Yes, big data usually infers ‘quantitative’ analysis, as in “relying on numbers.” The Zestimate legacy of profound inaccuracy finally reached a devastating conclusion with the collapse of Zillow Offers this week and the loss of hundreds of millions in shareholder equity. Zillow never figured out the qualitative part that enables the actual precision in the pricing of a home sale.
There is a lot of talk right now about how other iBuyers are continuing to buy and sell properties so the space is still viable – business as usual. But step back for a moment and think about this:
– The iBuyer market is currently overcrowded, even with the loss of Zillow Offers.
– The iBuyer bold-faced name is OpenDoor who was the unicorn of Softbank who famously backed WeWork without any apparent due diligence.
– The iBuyer segment is characterized by its razor-thin margins and billions of investment required.
– It was created and run in a rising market, most of it a boom, and was recently turned off during the recent downturn.
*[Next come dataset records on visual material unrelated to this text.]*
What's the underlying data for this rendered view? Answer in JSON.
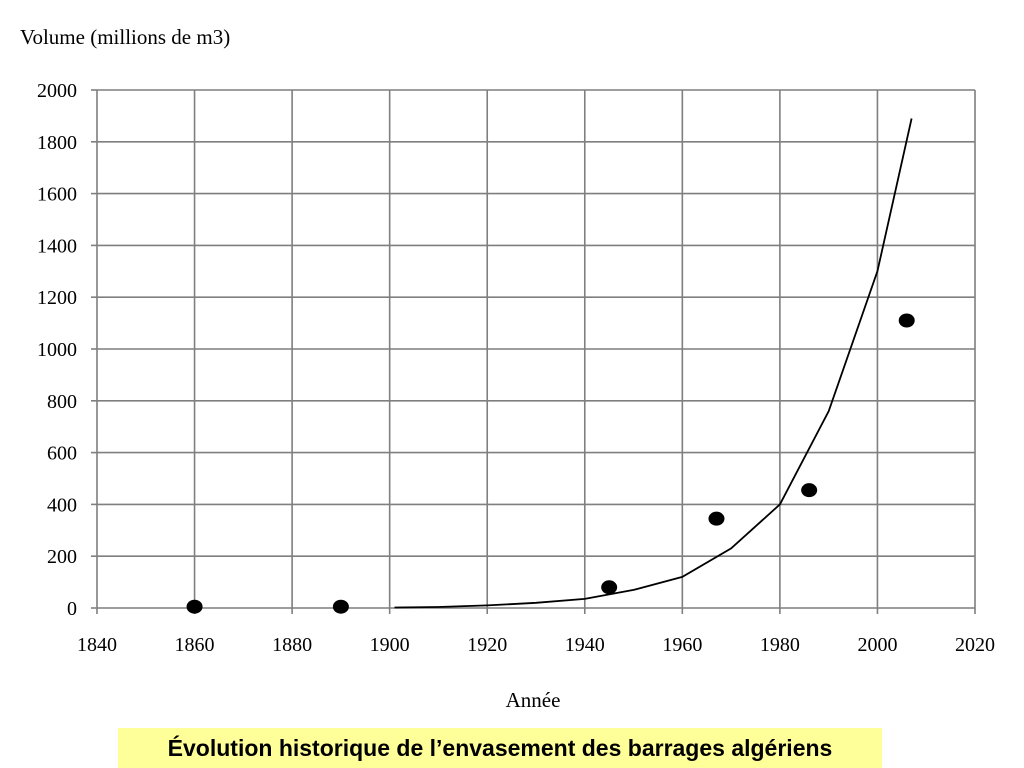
{
  "caption": "Évolution historique de l’envasement des barrages algériens",
  "chart_data": {
    "type": "scatter",
    "title": "",
    "ylabel": "Volume (millions de m3)",
    "xlabel": "Année",
    "xlim": [
      1840,
      2020
    ],
    "ylim": [
      0,
      2000
    ],
    "x_ticks": [
      "1840",
      "1860",
      "1880",
      "1900",
      "1920",
      "1940",
      "1960",
      "1980",
      "2000",
      "2020"
    ],
    "y_ticks": [
      "0",
      "200",
      "400",
      "600",
      "800",
      "1000",
      "1200",
      "1400",
      "1600",
      "1800",
      "2000"
    ],
    "grid": true,
    "series": [
      {
        "kind": "points",
        "x": [
          1860,
          1890,
          1945,
          1967,
          1986,
          2006
        ],
        "y": [
          5,
          5,
          80,
          345,
          455,
          1110
        ]
      },
      {
        "kind": "trend-line",
        "x": [
          1901,
          1910,
          1920,
          1930,
          1940,
          1950,
          1960,
          1970,
          1980,
          1990,
          2000,
          2007
        ],
        "y": [
          2,
          4,
          10,
          20,
          35,
          70,
          120,
          230,
          400,
          760,
          1300,
          1890
        ]
      }
    ],
    "colors": {
      "points": "#000000",
      "line": "#000000",
      "grid": "#7f7f7f",
      "background": "#ffffff"
    }
  }
}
– It is wholly dependent on housing markets with homogenous housing stock and will always need high volume just to survive.
I feel pretty confident there will be further fallout over time, but the iBuyer space will settle into a small segment of the overall transaction universe. It has been wildly overhyped (at real estate brokers and real estate appraiser’s expense) as investors, burdened with high volumes of capital, desperate for upside in housing in this fintech boom.